The dividend per share that will be proposed at the next shareholders’ meeting is €1.47 ($1.75), split into two tranches of €1.01 ($1.20) and €0.46 ($0.55), respectively. The dividend proposal represents a total maximum pay-out of €2.315 billion ($2.76 billion).
“For the second consecutive year, we have achieved the group’s best-ever operating result and, also thanks to the further growth of the dividend, we continue to create value for all of our stakeholders.
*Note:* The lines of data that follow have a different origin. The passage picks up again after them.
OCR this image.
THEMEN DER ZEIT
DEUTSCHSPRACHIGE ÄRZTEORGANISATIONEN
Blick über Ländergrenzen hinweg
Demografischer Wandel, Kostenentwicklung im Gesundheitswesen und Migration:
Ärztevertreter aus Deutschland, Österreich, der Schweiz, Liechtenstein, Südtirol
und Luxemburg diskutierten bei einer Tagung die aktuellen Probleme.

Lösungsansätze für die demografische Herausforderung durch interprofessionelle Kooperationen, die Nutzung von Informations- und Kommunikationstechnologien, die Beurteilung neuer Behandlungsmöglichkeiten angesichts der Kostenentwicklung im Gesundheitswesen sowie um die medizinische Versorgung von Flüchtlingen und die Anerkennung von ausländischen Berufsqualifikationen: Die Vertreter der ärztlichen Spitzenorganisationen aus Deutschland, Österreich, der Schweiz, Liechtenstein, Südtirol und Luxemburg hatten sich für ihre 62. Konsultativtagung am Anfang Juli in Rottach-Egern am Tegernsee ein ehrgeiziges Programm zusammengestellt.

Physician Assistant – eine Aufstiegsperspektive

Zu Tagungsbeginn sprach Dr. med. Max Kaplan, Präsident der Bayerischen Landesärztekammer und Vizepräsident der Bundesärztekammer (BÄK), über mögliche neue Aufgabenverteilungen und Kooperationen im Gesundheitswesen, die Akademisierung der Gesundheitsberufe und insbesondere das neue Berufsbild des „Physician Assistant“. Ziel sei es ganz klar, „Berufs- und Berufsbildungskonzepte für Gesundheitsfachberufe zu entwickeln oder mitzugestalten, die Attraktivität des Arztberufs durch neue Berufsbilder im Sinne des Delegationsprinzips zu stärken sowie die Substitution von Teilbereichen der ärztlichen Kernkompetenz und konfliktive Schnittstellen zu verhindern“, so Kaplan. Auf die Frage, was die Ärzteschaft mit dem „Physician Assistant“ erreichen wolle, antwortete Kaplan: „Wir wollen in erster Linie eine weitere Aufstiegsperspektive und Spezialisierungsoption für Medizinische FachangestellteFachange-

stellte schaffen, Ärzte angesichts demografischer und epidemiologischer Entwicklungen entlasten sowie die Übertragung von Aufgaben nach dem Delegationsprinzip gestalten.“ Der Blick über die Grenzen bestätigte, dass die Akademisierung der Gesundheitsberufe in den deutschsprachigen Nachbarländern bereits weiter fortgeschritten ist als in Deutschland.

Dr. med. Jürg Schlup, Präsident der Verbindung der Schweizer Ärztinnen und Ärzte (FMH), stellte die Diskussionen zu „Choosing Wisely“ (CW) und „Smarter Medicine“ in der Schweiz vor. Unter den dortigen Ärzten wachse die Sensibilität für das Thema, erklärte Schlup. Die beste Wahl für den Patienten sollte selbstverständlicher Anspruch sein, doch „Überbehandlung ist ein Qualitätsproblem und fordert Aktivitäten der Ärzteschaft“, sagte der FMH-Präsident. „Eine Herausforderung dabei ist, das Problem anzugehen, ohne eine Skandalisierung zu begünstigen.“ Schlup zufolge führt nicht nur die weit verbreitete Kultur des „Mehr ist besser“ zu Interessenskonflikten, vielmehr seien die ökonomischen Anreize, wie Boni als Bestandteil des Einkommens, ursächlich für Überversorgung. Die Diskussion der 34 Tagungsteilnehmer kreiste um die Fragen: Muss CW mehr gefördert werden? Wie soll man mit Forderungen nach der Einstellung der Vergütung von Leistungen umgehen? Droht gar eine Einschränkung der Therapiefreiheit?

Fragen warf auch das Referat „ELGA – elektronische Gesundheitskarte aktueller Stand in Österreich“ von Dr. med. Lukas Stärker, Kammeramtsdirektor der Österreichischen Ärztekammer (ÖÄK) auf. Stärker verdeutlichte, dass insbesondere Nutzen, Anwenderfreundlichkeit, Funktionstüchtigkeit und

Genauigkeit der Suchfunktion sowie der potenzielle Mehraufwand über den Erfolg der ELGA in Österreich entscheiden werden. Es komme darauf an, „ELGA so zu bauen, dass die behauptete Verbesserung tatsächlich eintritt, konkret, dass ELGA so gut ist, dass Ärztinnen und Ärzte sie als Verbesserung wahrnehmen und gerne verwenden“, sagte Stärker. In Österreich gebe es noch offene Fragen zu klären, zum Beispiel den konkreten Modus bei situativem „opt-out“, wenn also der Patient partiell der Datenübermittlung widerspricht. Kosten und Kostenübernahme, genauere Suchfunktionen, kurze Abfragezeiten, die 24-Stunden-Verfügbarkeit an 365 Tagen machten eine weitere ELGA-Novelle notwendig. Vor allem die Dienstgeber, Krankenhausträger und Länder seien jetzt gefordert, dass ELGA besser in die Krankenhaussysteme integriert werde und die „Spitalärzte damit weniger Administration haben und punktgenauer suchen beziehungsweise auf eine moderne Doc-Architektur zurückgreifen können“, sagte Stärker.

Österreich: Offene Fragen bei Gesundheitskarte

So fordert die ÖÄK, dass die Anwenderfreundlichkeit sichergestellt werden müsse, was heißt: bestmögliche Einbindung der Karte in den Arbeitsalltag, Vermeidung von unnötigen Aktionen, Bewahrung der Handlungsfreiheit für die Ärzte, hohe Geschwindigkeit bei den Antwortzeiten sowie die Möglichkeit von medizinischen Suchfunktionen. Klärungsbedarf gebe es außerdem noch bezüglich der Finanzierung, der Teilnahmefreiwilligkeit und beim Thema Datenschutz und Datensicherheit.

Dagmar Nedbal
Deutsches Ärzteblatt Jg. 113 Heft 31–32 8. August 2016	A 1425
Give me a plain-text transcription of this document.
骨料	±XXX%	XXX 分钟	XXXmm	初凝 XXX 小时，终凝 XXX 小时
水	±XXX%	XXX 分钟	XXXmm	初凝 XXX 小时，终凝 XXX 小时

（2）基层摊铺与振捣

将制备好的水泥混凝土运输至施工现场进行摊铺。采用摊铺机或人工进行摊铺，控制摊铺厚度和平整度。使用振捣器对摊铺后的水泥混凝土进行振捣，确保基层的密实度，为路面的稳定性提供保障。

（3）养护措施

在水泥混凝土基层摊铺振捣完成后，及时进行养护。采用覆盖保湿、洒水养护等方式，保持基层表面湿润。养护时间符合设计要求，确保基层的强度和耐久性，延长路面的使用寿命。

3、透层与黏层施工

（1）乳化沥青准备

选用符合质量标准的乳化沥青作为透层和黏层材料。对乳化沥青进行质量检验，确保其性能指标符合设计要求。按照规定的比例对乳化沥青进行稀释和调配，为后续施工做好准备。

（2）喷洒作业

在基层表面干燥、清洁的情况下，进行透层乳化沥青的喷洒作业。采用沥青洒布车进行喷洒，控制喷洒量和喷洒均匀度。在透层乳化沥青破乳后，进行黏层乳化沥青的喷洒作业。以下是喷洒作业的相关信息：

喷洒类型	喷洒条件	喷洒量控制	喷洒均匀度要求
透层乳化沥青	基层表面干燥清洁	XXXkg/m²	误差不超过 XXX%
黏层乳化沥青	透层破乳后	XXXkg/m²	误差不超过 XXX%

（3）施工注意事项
We have entered the final year of our strategic plan and are well-positioned to achieve all of the objectives of ‘Generali 2021’,” said Generali Group CEO Philippe Donnet. “We have defined and implemented a new organisational structure to ensure, not only the success of this plan but to also prepare for the next strategic cycle.”
Sustainability is an enabler of ‘Generali 2021’, driving the transformation of the business and the strategy in the long term.
The group made €6 billion ($7.16 billion) of new green and sustainable investments, in the period 2018-2020, exceeding the strategic target of €4.5 billion ($5.37 billion) by 2021 a year in advance. In 2020, Generali also collected over €16.9 billion ($20.15 billion) in premiums from social and environmental products, an increase of 11.2 per cent compared to 2019.